26-28 September 2013
Union South, UW-Madison
US/Central timezone

Understanding the anisotropy of TeV cosmic rays

28 Sep 2013, 11:15
25m
Northwoods (Union South, UW-Madison)

Northwoods

Union South, UW-Madison

1308 West Dayton Street, Madison, WI 53706

Speaker

Prof. Ming Zhang (Florida Institute of Technology)

Description

Recent IBEX observation of a ribbon structure in energetic neutral atom emissions indicates that the level of turbulence in the interstellar magnetic field is quite low. The quasilinear theory of particle transport predicts a very large parallel diffusion and a very small perpendicular diffusion. Applying this extremely anisotropic diffusion to cosmic ray transport from a past nearby point source, we find that there will most likely be a large particle intensity gradient perpendicular to the magnetic field direction.

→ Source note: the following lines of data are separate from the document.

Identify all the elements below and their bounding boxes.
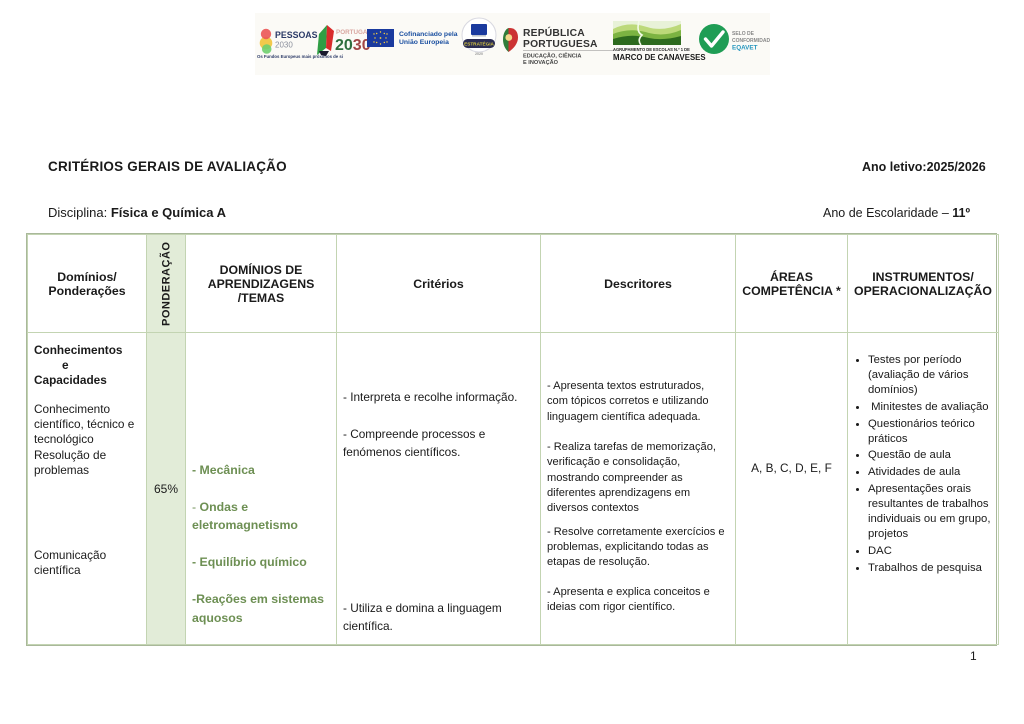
svg-text:E INOVAÇÃO: E INOVAÇÃO bbox=[523, 59, 559, 66]
svg-text:REPÚBLICA: REPÚBLICA bbox=[523, 26, 585, 39]
svg-text:EDUCAÇÃO, CIÊNCIA: EDUCAÇÃO, CIÊNCIA bbox=[523, 52, 581, 60]
svg-text:SELO DE: SELO DE bbox=[732, 31, 755, 37]
svg-text:EQAVET: EQAVET bbox=[732, 45, 758, 52]
svg-text:PORTUGUESA: PORTUGUESA bbox=[523, 39, 598, 50]
svg-text:PORTUGAL: PORTUGAL bbox=[336, 29, 371, 36]
svg-text:AGRUPAMENTO DE ESCOLAS N.º 1 D: AGRUPAMENTO DE ESCOLAS N.º 1 DE bbox=[613, 47, 690, 52]
svg-text:2020: 2020 bbox=[475, 52, 483, 56]
svg-text:CONFORMIDADE: CONFORMIDADE bbox=[732, 38, 770, 44]
svg-text:União Europeia: União Europeia bbox=[399, 39, 449, 46]
svg-text:2030: 2030 bbox=[275, 41, 293, 50]
svg-text:Cofinanciado pela: Cofinanciado pela bbox=[399, 31, 458, 38]
svg-text:MARCO DE CANAVESES: MARCO DE CANAVESES bbox=[613, 53, 706, 62]
svg-text:2030: 2030 bbox=[335, 37, 371, 54]
svg-text:Os Fundos Europeus mais próxim: Os Fundos Europeus mais próximos de si bbox=[257, 54, 343, 59]
svg-text:ESTRATÉGIA: ESTRATÉGIA bbox=[464, 39, 494, 46]
svg-text:PESSOAS: PESSOAS bbox=[275, 30, 318, 40]
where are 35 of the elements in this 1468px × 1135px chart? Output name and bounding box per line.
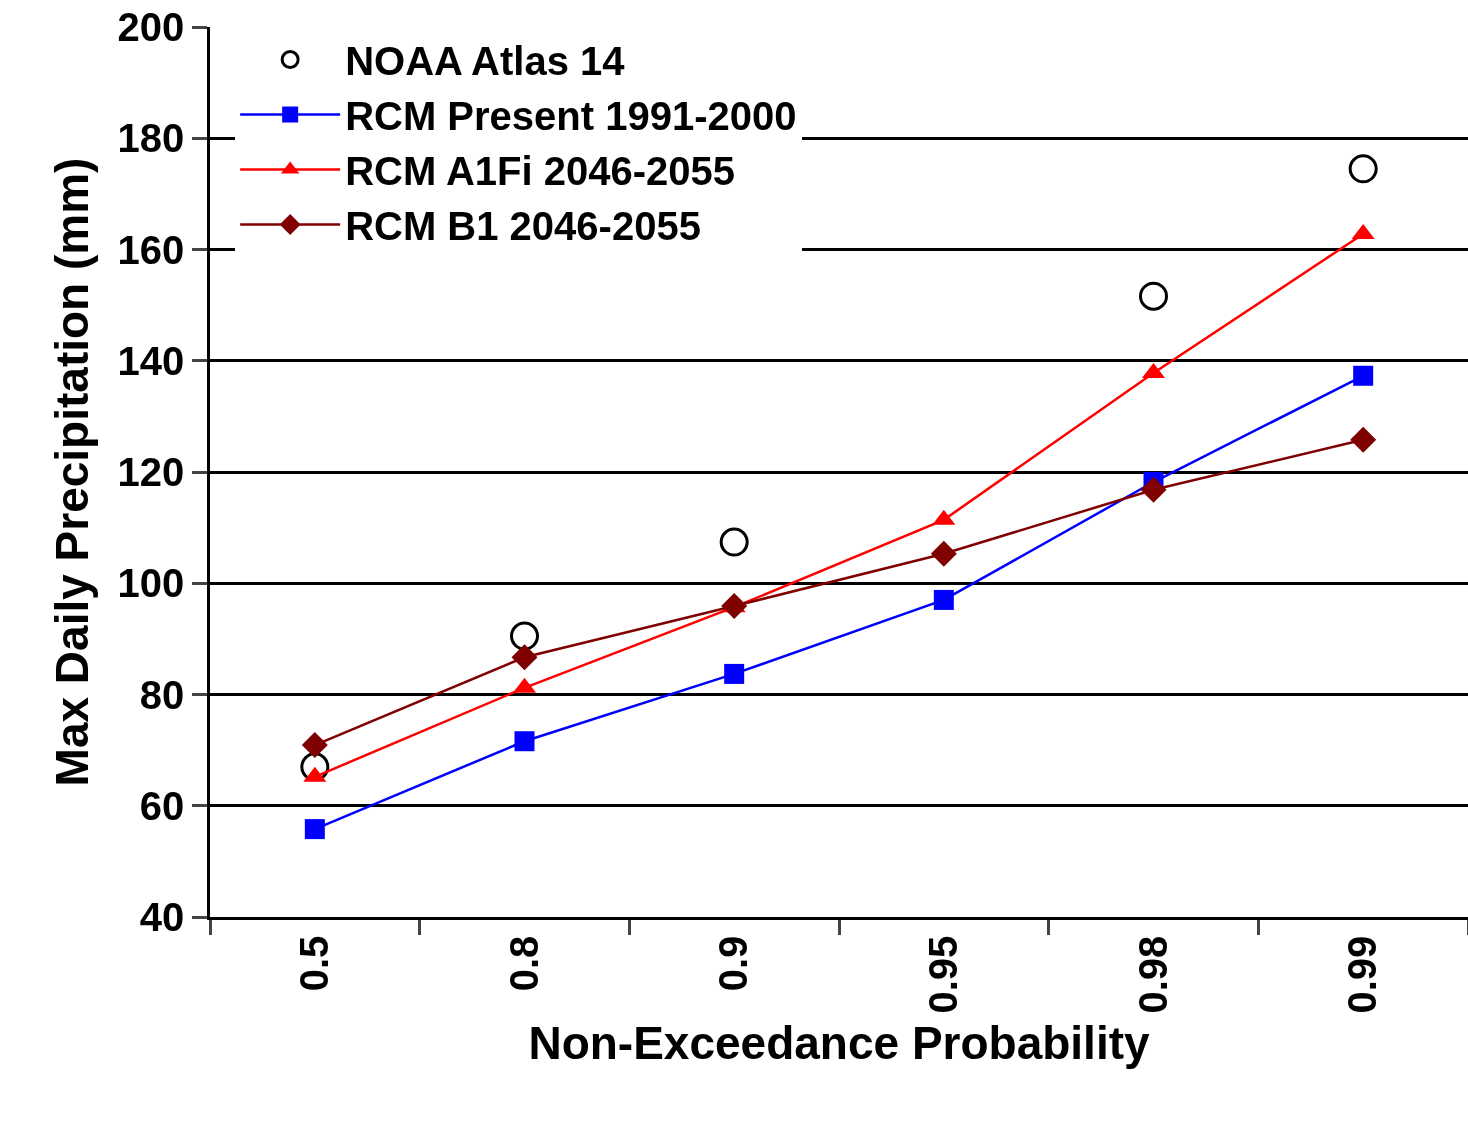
y-tick-label: 160	[117, 227, 185, 272]
point	[719, 527, 749, 557]
point	[1350, 426, 1377, 453]
point	[304, 819, 325, 840]
x-tick-label: 0.5	[291, 935, 336, 992]
x-tick-label: 0.95	[920, 935, 965, 1014]
y-tick-label: 140	[117, 338, 185, 383]
x-tick-label: 0.9	[711, 935, 756, 992]
y-tick-label: 60	[139, 783, 185, 828]
x-tick-label: 0.99	[1340, 935, 1385, 1014]
point	[1140, 476, 1167, 503]
point	[724, 663, 745, 684]
point	[1348, 154, 1378, 184]
point	[511, 644, 538, 671]
x-tick-label: 0.8	[501, 935, 546, 992]
y-tick-label: 40	[139, 895, 185, 939]
legend-label: RCM A1Fi 2046-2055	[345, 149, 735, 194]
point	[301, 732, 328, 759]
y-tick-label: 180	[117, 116, 185, 161]
point	[721, 593, 748, 620]
point	[933, 589, 954, 610]
point	[930, 540, 957, 567]
y-tick-label: 200	[117, 5, 185, 49]
legend-label: RCM B1 2046-2055	[345, 204, 701, 249]
legend-label: RCM Present 1991-2000	[345, 94, 797, 139]
point	[1139, 281, 1168, 311]
y-tick-label: 80	[139, 672, 185, 717]
y-axis-title: Max Daily Precipitation (mm)	[45, 157, 98, 787]
x-axis-title: Non-Exceedance Probability	[528, 1017, 1150, 1070]
point	[1353, 365, 1374, 386]
y-tick-label: 100	[117, 561, 185, 606]
point	[514, 731, 535, 752]
legend-label: NOAA Atlas 14	[345, 39, 626, 84]
x-tick-label: 0.98	[1130, 935, 1175, 1014]
y-tick-label: 120	[117, 450, 185, 494]
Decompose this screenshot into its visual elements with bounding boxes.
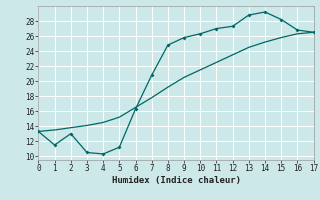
X-axis label: Humidex (Indice chaleur): Humidex (Indice chaleur): [111, 176, 241, 185]
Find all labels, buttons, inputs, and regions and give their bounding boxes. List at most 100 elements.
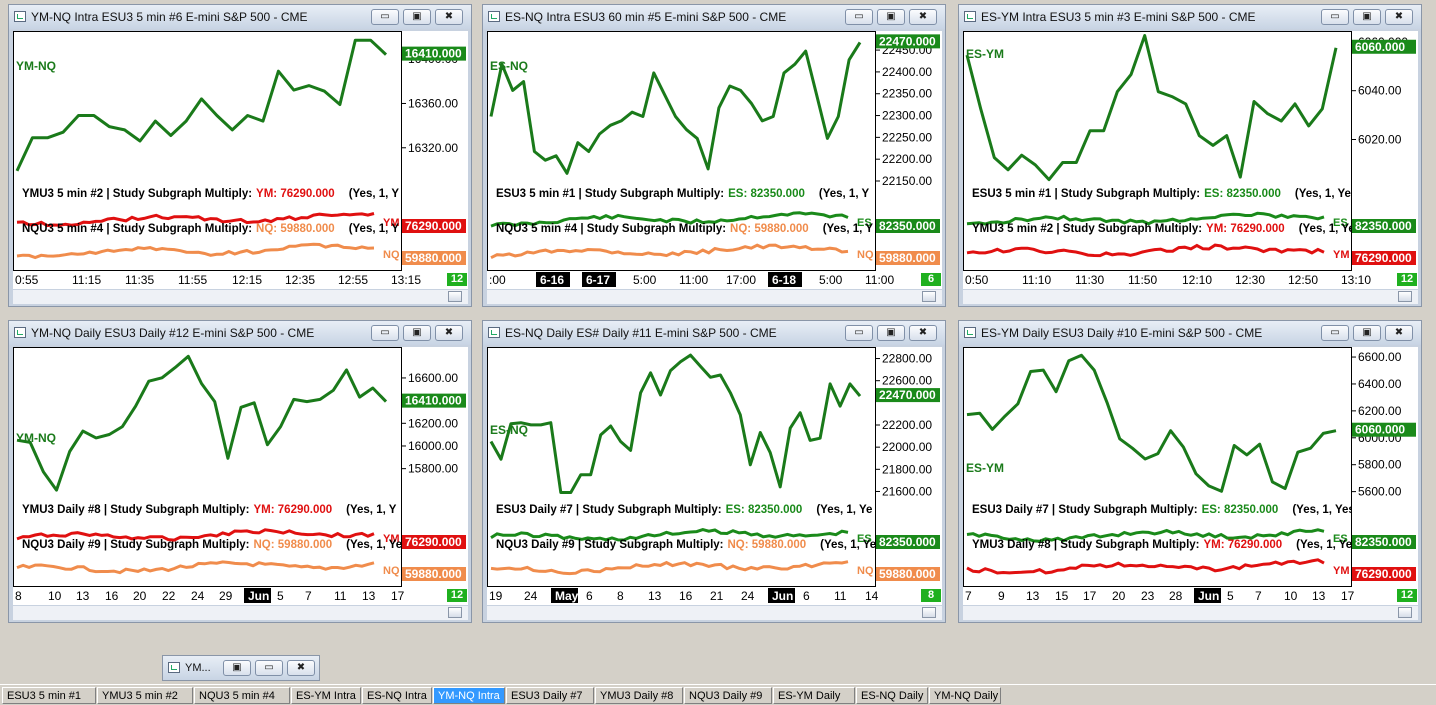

The gradient can change with particle energy rapidly because it is sensitive to the magnitude of perpendicular diffusion coefficient. While cosmic ray anisotropy from particle diffusion still points towards the point source, drift anisotropy or b cross gradient anisotropy, which is enhanced from the perpendicular diffusion anisotropy by the ratio of particle gyroradius to perpendicular mean free path, is always perpendicular to the magnetic field. In the paper, we will demonstrate how the combination the Compton-Getting effect, diffusion and drift can result in various behaviors of large-scale cosmic ray anisotropy. In the mean time, the large-scale anisotropy can be break into medium-scale anisotropy when the particles are slightly deflected by the heliospheric magnetic field.